November 1st to the 5th is recognized internationally as Stress Week, centred around International Stress Awareness Dayon November 3. Celebrated annually, this week is dedicated to raising awareness around stress prevention.

Stress is a normal response our bodies experience in certain situations and environments. Small doses of stress help us function by helping us meet deadlines, get places on time, and prepare for important events. However, consistently high levels of stress can be detrimental to our health.

Stress and FASD

Prenatal alcohol exposure (PAE) causes changes to stress pathways in the brain, which can impact how people with PAE and FASD respond to stress. Stress management is an important skill for children with FASD because a child’s ability to cope with stress can impact their physical and emotional health throughout their life. Healthy stress management strategies can reduce feelings of anxiety, improve self-regulation skills, and build resilience, plus can help children feel in control, know how to relax, and improve executive functioning.
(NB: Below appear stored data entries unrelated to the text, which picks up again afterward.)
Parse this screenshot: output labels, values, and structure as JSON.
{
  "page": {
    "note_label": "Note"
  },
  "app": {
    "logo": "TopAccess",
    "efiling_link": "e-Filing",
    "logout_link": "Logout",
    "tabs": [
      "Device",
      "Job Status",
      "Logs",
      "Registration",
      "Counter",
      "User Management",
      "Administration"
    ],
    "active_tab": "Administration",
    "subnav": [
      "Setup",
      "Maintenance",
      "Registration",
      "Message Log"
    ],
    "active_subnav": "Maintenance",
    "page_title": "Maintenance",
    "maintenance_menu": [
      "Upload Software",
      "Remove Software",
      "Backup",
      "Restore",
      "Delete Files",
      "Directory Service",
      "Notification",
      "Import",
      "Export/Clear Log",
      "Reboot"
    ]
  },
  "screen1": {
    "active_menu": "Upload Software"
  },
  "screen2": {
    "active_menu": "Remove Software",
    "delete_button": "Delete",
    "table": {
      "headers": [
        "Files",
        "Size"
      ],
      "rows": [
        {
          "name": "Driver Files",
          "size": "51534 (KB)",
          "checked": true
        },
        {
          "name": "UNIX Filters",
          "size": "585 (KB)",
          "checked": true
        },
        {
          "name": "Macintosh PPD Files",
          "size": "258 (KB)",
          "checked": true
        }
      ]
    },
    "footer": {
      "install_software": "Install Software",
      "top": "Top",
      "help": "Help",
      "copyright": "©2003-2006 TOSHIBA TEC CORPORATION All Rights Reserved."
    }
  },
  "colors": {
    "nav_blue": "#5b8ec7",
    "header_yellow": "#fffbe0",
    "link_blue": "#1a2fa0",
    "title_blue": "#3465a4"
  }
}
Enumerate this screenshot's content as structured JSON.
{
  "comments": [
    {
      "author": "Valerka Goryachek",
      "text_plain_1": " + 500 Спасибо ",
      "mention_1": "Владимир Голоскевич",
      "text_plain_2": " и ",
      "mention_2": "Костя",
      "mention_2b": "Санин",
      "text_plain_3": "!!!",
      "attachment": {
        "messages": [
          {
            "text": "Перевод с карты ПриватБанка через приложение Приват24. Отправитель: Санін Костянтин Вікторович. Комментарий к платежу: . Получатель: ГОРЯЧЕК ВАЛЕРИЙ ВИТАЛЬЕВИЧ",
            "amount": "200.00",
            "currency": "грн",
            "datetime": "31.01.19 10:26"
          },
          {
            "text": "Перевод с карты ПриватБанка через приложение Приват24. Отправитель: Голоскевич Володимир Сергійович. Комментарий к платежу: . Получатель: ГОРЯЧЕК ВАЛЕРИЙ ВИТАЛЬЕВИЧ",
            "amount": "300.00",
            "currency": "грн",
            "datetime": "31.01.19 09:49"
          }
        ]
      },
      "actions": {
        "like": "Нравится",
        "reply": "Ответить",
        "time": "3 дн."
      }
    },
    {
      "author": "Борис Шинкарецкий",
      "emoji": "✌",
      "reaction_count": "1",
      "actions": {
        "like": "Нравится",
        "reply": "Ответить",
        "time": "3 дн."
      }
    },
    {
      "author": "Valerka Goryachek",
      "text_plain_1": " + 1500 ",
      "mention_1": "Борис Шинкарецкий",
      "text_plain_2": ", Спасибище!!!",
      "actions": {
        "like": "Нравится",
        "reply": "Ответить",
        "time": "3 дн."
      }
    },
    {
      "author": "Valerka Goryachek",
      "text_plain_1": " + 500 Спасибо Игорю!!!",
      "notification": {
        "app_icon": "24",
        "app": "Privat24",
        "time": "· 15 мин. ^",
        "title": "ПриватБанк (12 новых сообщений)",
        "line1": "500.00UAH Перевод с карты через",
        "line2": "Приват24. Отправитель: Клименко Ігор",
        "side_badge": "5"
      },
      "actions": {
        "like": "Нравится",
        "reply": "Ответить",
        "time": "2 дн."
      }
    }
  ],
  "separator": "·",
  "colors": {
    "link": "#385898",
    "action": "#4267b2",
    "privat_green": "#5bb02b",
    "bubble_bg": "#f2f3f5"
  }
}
Caregivers of people with FASD experience significantly high rates of stress, even more so than caregivers of people with other disabilities. Caregiver burnout can happen when caregivers experience increased and sustained levels of stress. Caregiver burnout is characterized by:

  • A loss of interest or motivation to care for the individual;
  • Distancing yourself from other loved ones;
  • Feeling irritable, hopeless, or helpless;
  • Changing patterns in appetite and sleep; or
  • Feelings of self-harm or feelings of violence towards the person you care for.
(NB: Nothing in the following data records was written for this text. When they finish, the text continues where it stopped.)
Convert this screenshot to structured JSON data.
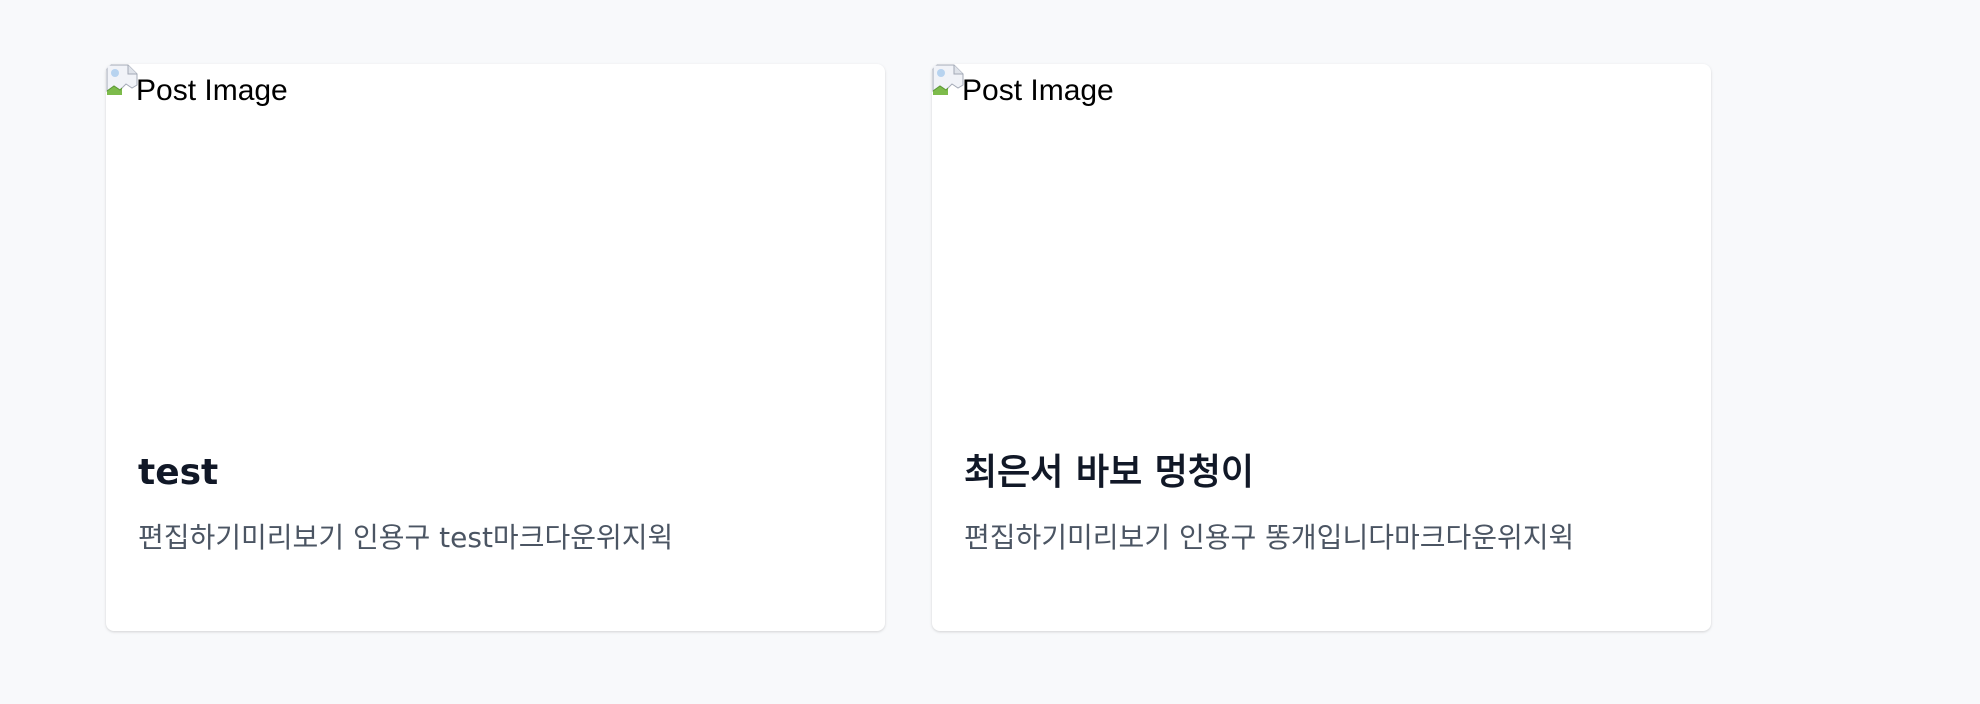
{
  "posts": [
    {
      "image_alt": "Post Image",
      "title": "test",
      "excerpt": "편집하기미리보기 인용구 test마크다운위지윅"
    },
    {
      "image_alt": "Post Image",
      "title": "최은서 바보 멍청이",
      "excerpt": "편집하기미리보기 인용구 똥개입니다마크다운위지윅"
    }
  ],
  "colors": {
    "page_background": "#f8f9fb",
    "card_background": "#ffffff",
    "title_text": "#111827",
    "excerpt_text": "#4b5563"
  },
  "icons": {
    "broken_image": "broken-image-icon"
  }
}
Interventions, support groups, and periods of rest can improve well-being and reduce the chances of caregiver burnout.

Alcohol and Stress

When people are stressed, they may use alcohol or other substances as a coping mechanism. However, using substances to manage your feelings and emotions is not healthy.
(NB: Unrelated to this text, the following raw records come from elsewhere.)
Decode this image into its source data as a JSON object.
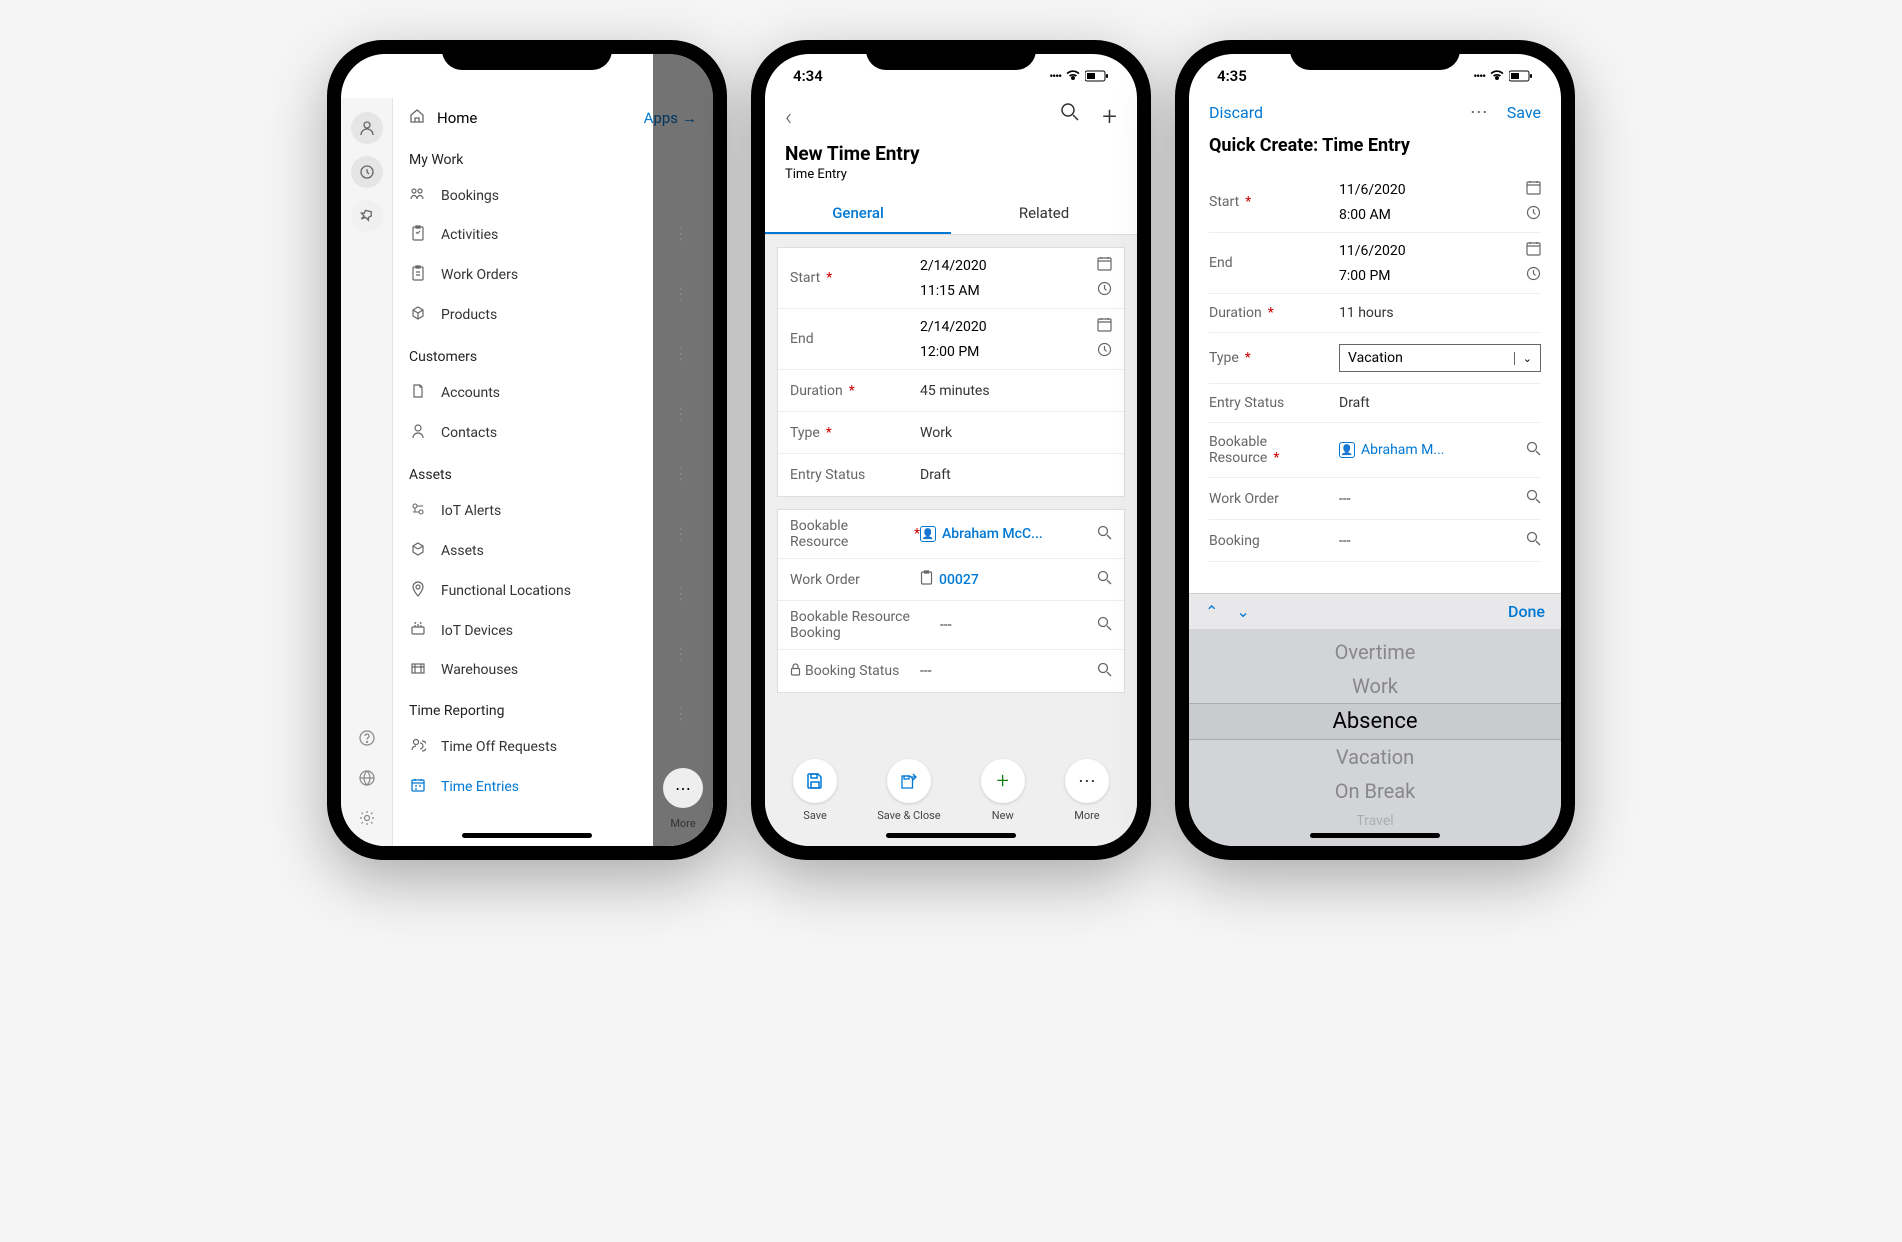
{
  "phone1": {
    "drawer": {
      "home": "Home",
      "apps": "Apps",
      "sections": [
        {
          "title": "My Work",
          "items": [
            "Bookings",
            "Activities",
            "Work Orders",
            "Products"
          ]
        },
        {
          "title": "Customers",
          "items": [
            "Accounts",
            "Contacts"
          ]
        },
        {
          "title": "Assets",
          "items": [
            "IoT Alerts",
            "Assets",
            "Functional Locations",
            "IoT Devices",
            "Warehouses"
          ]
        },
        {
          "title": "Time Reporting",
          "items": [
            "Time Off Requests",
            "Time Entries"
          ]
        }
      ],
      "active": "Time Entries",
      "bg_more": "More"
    }
  },
  "phone2": {
    "time": "4:34",
    "title": "New Time Entry",
    "subtitle": "Time Entry",
    "tabs": {
      "general": "General",
      "related": "Related"
    },
    "fields": {
      "start": {
        "label": "Start",
        "date": "2/14/2020",
        "time": "11:15 AM"
      },
      "end": {
        "label": "End",
        "date": "2/14/2020",
        "time": "12:00 PM"
      },
      "duration": {
        "label": "Duration",
        "value": "45 minutes"
      },
      "type": {
        "label": "Type",
        "value": "Work"
      },
      "entryStatus": {
        "label": "Entry Status",
        "value": "Draft"
      },
      "bookableResource": {
        "label": "Bookable Resource",
        "value": "Abraham McC..."
      },
      "workOrder": {
        "label": "Work Order",
        "value": "00027"
      },
      "bookableResourceBooking": {
        "label": "Bookable Resource Booking",
        "value": "---"
      },
      "bookingStatus": {
        "label": "Booking Status",
        "value": "---"
      }
    },
    "bottom": {
      "save": "Save",
      "saveClose": "Save & Close",
      "new": "New",
      "more": "More"
    }
  },
  "phone3": {
    "time": "4:35",
    "discard": "Discard",
    "save": "Save",
    "title": "Quick Create: Time Entry",
    "fields": {
      "start": {
        "label": "Start",
        "date": "11/6/2020",
        "time": "8:00 AM"
      },
      "end": {
        "label": "End",
        "date": "11/6/2020",
        "time": "7:00 PM"
      },
      "duration": {
        "label": "Duration",
        "value": "11 hours"
      },
      "type": {
        "label": "Type",
        "value": "Vacation"
      },
      "entryStatus": {
        "label": "Entry Status",
        "value": "Draft"
      },
      "bookableResource": {
        "label": "Bookable Resource",
        "value": "Abraham M..."
      },
      "workOrder": {
        "label": "Work Order",
        "value": "---"
      },
      "booking": {
        "label": "Booking",
        "value": "---"
      }
    },
    "keyboardBar": {
      "done": "Done"
    },
    "picker": {
      "options": [
        "Overtime",
        "Work",
        "Absence",
        "Vacation",
        "On Break",
        "Travel"
      ],
      "selected": "Absence"
    }
  }
}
Alcohol impacts the balance of chemicals in our brains. It is a depressant, which means it reduces “neurotransmission levels” and disrupts the communication between our nerve cells and our brain. Alcohol affects our thoughts, feelings, and actions. The more we drink, the bigger impact it can have on our brains. High rates of alcohol consumption are linked to both mental and physical health challenges.

Manage your stress

As the world continues to fight COVID-19, stress levels across the globe are heightened. While some stress can be seen as a motivator, it is important to recognize the stressors in our lives so that appropriate measures can be taken to ensure we are staying healthy.

Monitor your stress levels

  • Keep track of your stress and anxiety levels to understand what experiences or activities make you stressed. You can monitor your stress levels by practicing self-reflection and bringing awareness to your daily activities and emotions. You could also take an online test* to measure your stress levels.

Use healthy coping strategies

  • Everyone is different and everyone manages stress differently. Find healthy coping strategies that work for you. New strategies may involve getting active, eating healthy, sleeping regularly, or trying a new hobby.

Get help

  • If you have tried a number of different coping strategies but are continuing to struggle with anxiety and stress, you may need extra support from a medical professional. You can contact someone like your family doctor, a psychologist, a psychotherapist, a social worker, or another health professional for help. Canadians can also access online support through Wellness Together Canada and other online portals.

*Note: these tests are not intended to diagnose conditions or to replace a professional assessment from a health care practitioner.